Presenter: Katherine Warncke – North Fond du Lac – Bessie Allen Middle School

Title: Building an Effective ELL Program – Through Staff AND Students

Abstract: This workshop is designed to give educators tools on valuable and quick feedback for ELLs, how to provide the skills ELLs need to take ownership of their learning, and what an ELL program can look like for proficiency to be met in 4-5 years.

Presenter: Michael Ziadat – University of St. Francis

Title: 6 Principles to Navigate Your ESL Career

Abstract: Every job is temporary. This is the new reality. ELT professionals and prospects face challenges in employment and career growth – from low wages, to part-time work, and to lack of opportunity and development. This presentation will engage the audience with symptoms of a “gig economy” and disruptive remedies for it.

Commercial Presentations

Commercial Presenter: Mari Bodensteiner – English Language Program

Title: The World is Your Classroom: Teach Abroad with the English Language Fellow Program

Abstract: Learn how you can enhance English language teaching capacity abroad through 10-month paid teaching fellowships designed by U.S. Embassies for experienced U.S. TESOL professionals. As an English Language Fellow, you can provide English language instruction, conduct teacher training, and develop resources. Join us to hear from program staff and alumni.

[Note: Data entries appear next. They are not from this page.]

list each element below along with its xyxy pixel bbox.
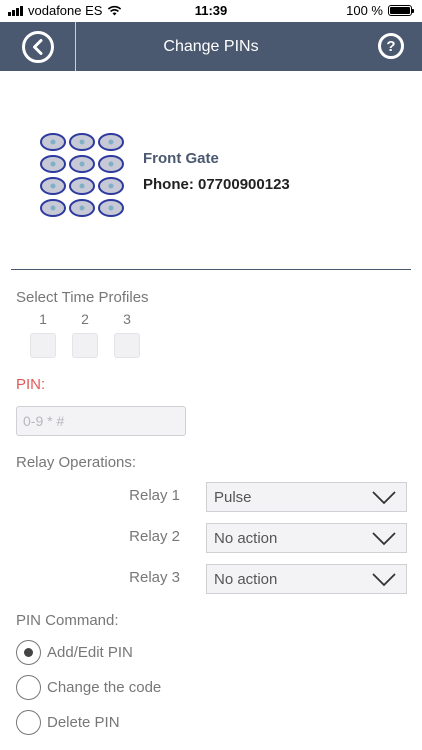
radio-delete-pin[interactable]: Delete PIN [16, 710, 120, 735]
question-icon: ? [386, 37, 396, 55]
radio-button-selected[interactable] [16, 640, 41, 665]
radio-label: Change the code [47, 679, 162, 696]
relay-3-label: Relay 3 [129, 569, 180, 586]
chevron-down-icon [372, 532, 396, 546]
back-button[interactable] [0, 22, 76, 71]
time-profile-2-label: 2 [81, 311, 89, 327]
battery-label: 100 % [346, 3, 383, 18]
back-arrow-icon [21, 30, 54, 63]
pin-input[interactable] [16, 406, 186, 436]
page-title: Change PINs [163, 38, 259, 55]
time-profile-2-checkbox[interactable] [72, 333, 98, 358]
relay-2-label: Relay 2 [129, 528, 180, 545]
relay-3-select[interactable]: No action [206, 564, 407, 594]
radio-button[interactable] [16, 675, 41, 700]
relay-1-select[interactable]: Pulse [206, 482, 407, 512]
device-phone: Phone: 07700900123 [143, 176, 290, 193]
time-profile-1-label: 1 [39, 311, 47, 327]
status-right: 100 % [346, 3, 414, 18]
radio-add-edit-pin[interactable]: Add/Edit PIN [16, 640, 133, 665]
chevron-down-icon [372, 491, 396, 505]
time-profile-3-checkbox[interactable] [114, 333, 140, 358]
relay-3-value: No action [214, 570, 278, 588]
relay-1-label: Relay 1 [129, 487, 180, 504]
device-name: Front Gate [143, 150, 219, 167]
radio-change-code[interactable]: Change the code [16, 675, 161, 700]
help-button[interactable]: ? [378, 33, 404, 59]
relay-operations-label: Relay Operations: [16, 454, 137, 471]
app-header: Change PINs ? [0, 22, 422, 71]
time-profile-1-checkbox[interactable] [30, 333, 56, 358]
time-profiles-label: Select Time Profiles [16, 289, 149, 306]
battery-icon [388, 5, 414, 16]
relay-1-value: Pulse [214, 488, 252, 506]
time-profile-3-label: 3 [123, 311, 131, 327]
pin-label: PIN: [16, 376, 46, 393]
status-bar: vodafone ES 11:39 100 % [0, 0, 422, 22]
radio-label: Add/Edit PIN [47, 644, 133, 661]
relay-2-select[interactable]: No action [206, 523, 407, 553]
relay-2-value: No action [214, 529, 278, 547]
chevron-down-icon [372, 573, 396, 587]
keypad-icon [40, 133, 124, 217]
pin-command-label: PIN Command: [16, 612, 119, 629]
radio-button[interactable] [16, 710, 41, 735]
radio-label: Delete PIN [47, 714, 120, 731]
section-divider [11, 269, 411, 270]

Commercial Presenter: Natalie Cornelison – Cambridge University Press

Title: From insights to results: an introduction to Evolve

Abstract: In this workshop, participants will learn about Evolve: a six-level English course that gets students speaking with confidence. Insights from language teaching experts and real students will be presented together with examples on efficient ways to make progress in English.

Commercial Presenter: Marisa Nathan – Confianza

Title: Creating Rich Classroom Environments through Vocabulary Development

Abstract: In this session, participants will connect, learn, and reflect  in order to walk away with practical ways to support student’s vocabulary growth in the content classroom. Participants will learn about vocabulary strategies and scaffolds through discussion, concrete examples and video examples.